Nun, wenn man lange genug in der Politik tätig ist, könnte man vielleicht irgendwann auch das Gefühl entwickeln, dass man auf eine göttliche Position aufgestiegen sei. Die Logik dahinter? Wenn man lange genug an den Schalthebeln der Macht sitzt, umgeben von Beamten, Beratern und Lobbyisten, fängt man offenbar irgendwann an zu glauben, dass das, was man selbst tut, keine Fehlbarkeit mehr besitzt. Und falls doch etwas schiefgeht? Nun ja, das war dann sicher eine „äußere Einwirkung“ – oder noch besser: „höhere Gewalt“.

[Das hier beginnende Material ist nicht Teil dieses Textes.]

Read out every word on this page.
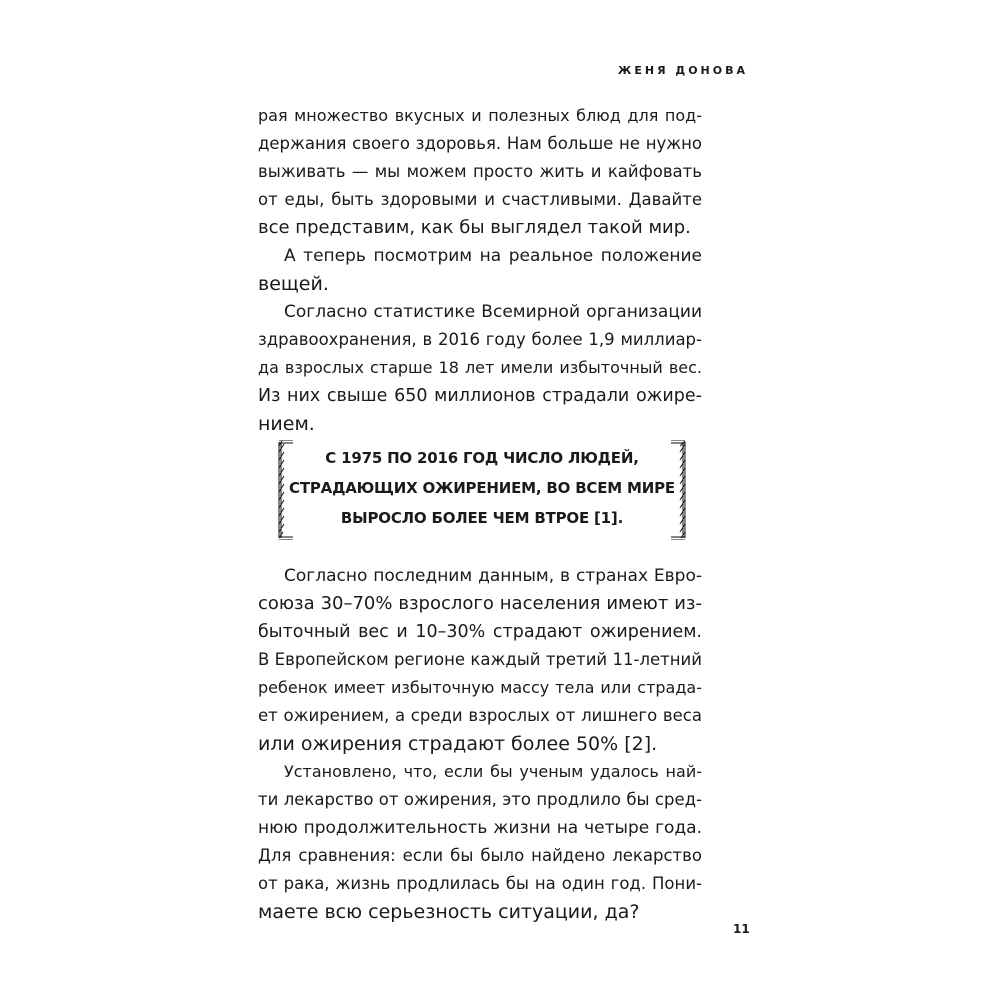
ЖЕНЯ ДОНОВА
рая множество вкусных и полезных блюд для под-
держания своего здоровья. Нам больше не нужно
выживать — мы можем просто жить и кайфовать
от еды, быть здоровыми и счастливыми. Давайте
все представим, как бы выглядел такой мир.
А теперь посмотрим на реальное положение
вещей.
Согласно статистике Всемирной организации
здравоохранения, в 2016 году более 1,9 миллиар-
да взрослых старше 18 лет имели избыточный вес.
Из них свыше 650 миллионов страдали ожире-
нием.
С 1975 ПО 2016 ГОД ЧИСЛО ЛЮДЕЙ,
СТРАДАЮЩИХ ОЖИРЕНИЕМ, ВО ВСЕМ МИРЕ
ВЫРОСЛО БОЛЕЕ ЧЕМ ВТРОЕ [1].
Согласно последним данным, в странах Евро-
союза 30–70% взрослого населения имеют из-
быточный вес и 10–30% страдают ожирением.
В Европейском регионе каждый третий 11-летний
ребенок имеет избыточную массу тела или страда-
ет ожирением, а среди взрослых от лишнего веса
или ожирения страдают более 50% [2].
Установлено, что, если бы ученым удалось най-
ти лекарство от ожирения, это продлило бы сред-
нюю продолжительность жизни на четыре года.
Для сравнения: если бы было найдено лекарство
от рака, жизнь продлилась бы на один год. Пони-
маете всю серьезность ситуации, да?
11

Der grüne Papst und sein Heiligenschein

Klingt das nicht vertraut? Wir haben das doch irgendwo schon einmal gehört. War da nicht eine Geschichte im 19. Jahrhundert, als der Papst auf dem Ersten Vatikanischen Konzil feierlich verkündete, dass er – zumindest in Glaubens- und Sittenfragen – unfehlbar sei? Ach ja, ex cathedra, so nannte man das. Wie wunderbar bequem! Der Papst, das Oberhaupt der katholischen Kirche, war ab sofort nicht mehr zu hinterfragen, wenn er seine Weisheiten über das gemeine Volk ausbreitete. Und heute? Heute haben wir die Minister, die Grünen Minister, die nach ähnlichem Prinzip ihre Wahrheiten verkünden.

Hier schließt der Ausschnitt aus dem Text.